Sophomore Amy Zhou finishes off opponents at third singles with deft groundstrokes.
“Amy is really solid from the back line and she probably has the best backhand on the team,” said Rosensteel.
“So it is getting Amy into these backhand patterns or situations where she is working from the baseline and pulling her opponents off the court a lot, whether it be by angles or moving them side to side. That is where Amy’s strong points are and keeping that going is huge for her.”
In addition to the return of doubles standout Doshi, the Panthers have plenty of talent waiting in the wings, starting with freshman Kristina Wang.
“Kristina is going to be good, she is going to push those three girls as well because I know she is going to work hard at her singles,” said Rosensteel, noting that many of the young players excelled in the season-ending win over Hill with Wang, sophomore Josephine Baranski, junior Sophie Zhang, junior Emily Zhu, and sophomore Ava Fong each picking up singles wins in the match.
“It will be interesting to see if we can push her to work on her doubles skills.”
With the players getting to work hard in practice all September before matches started in early October, the Panthers got ample opportunity to develop camaraderie and sharpen their game.
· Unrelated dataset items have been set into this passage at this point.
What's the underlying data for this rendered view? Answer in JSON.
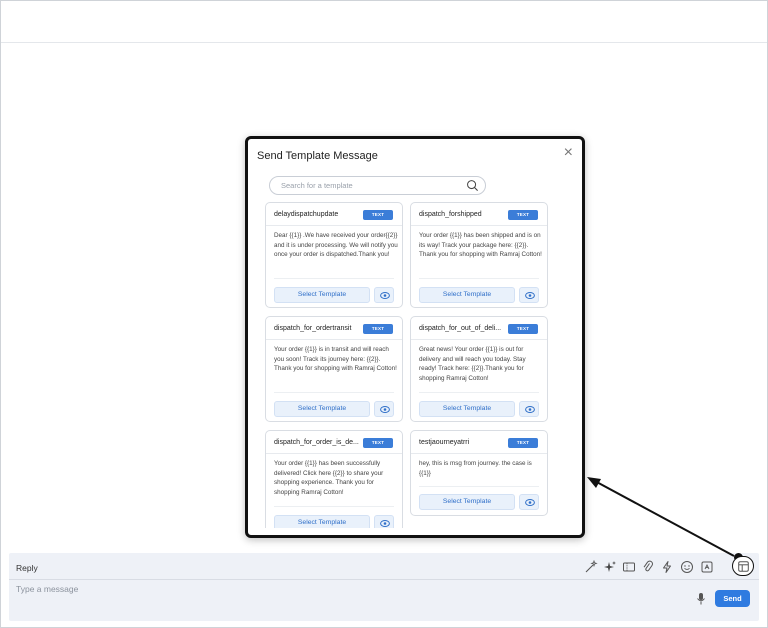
{
  "modal": {
    "title": "Send Template Message",
    "close_label": "×",
    "search_placeholder": "Search for a template",
    "select_label": "Select Template",
    "templates": [
      {
        "name": "delaydispatchupdate",
        "badge": "TEXT",
        "body": "Dear {{1}} .We have received your order{{2}} and it is under processing. We will notify you once your order is dispatched.Thank you!"
      },
      {
        "name": "dispatch_forshipped",
        "badge": "TEXT",
        "body": "Your order {{1}} has been shipped and is on its way! Track your package here: {{2}}. Thank you for shopping with Ramraj Cotton!"
      },
      {
        "name": "dispatch_for_ordertransit",
        "badge": "TEXT",
        "body": "Your order {{1}} is in transit and will reach you soon! Track its journey here: {{2}}. Thank you for shopping with Ramraj Cotton!"
      },
      {
        "name": "dispatch_for_out_of_deli...",
        "badge": "TEXT",
        "body": "Great news! Your order {{1}} is out for delivery and will reach you today. Stay ready! Track here: {{2}}.Thank you for shopping Ramraj Cotton!"
      },
      {
        "name": "dispatch_for_order_is_de...",
        "badge": "TEXT",
        "body": "Your order {{1}} has been successfully delivered! Click here {{2}} to share your shopping experience. Thank you for shopping Ramraj Cotton!"
      },
      {
        "name": "testjaourneyatrri",
        "badge": "TEXT",
        "body": "hey, this is msg from journey. the case is {{1}}"
      }
    ]
  },
  "reply": {
    "label": "Reply",
    "placeholder": "Type a message",
    "send_label": "Send",
    "toolbar_icons": [
      "magic-wand-icon",
      "sparkle-icon",
      "ticket-icon",
      "paperclip-icon",
      "lightning-icon",
      "emoji-icon",
      "file-icon",
      "template-icon"
    ]
  },
  "colors": {
    "accent": "#2f7be0",
    "badge": "#3b7dd8",
    "panel_bg": "#eef1f7"
  }
}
“The whole season I was waiting for that day where it would be oh, the rest of the season is canceled because of that experience in March,” said Rosensteel, who was set to coach the PDS boys’ tennis team this past spring before its season ended abruptly in mid-March due to the pandemic.
“I think that actually helped because it was about making the most of each day, whether it be practice or a match. We did have the opportunity to practice for a while as a team. I think that probably helped develop the good team environment as well. I feel like the season is so short in a normal year but this year afforded us that unique opportunity to do so much skill development. I really enjoyed that from a coaching perspective.”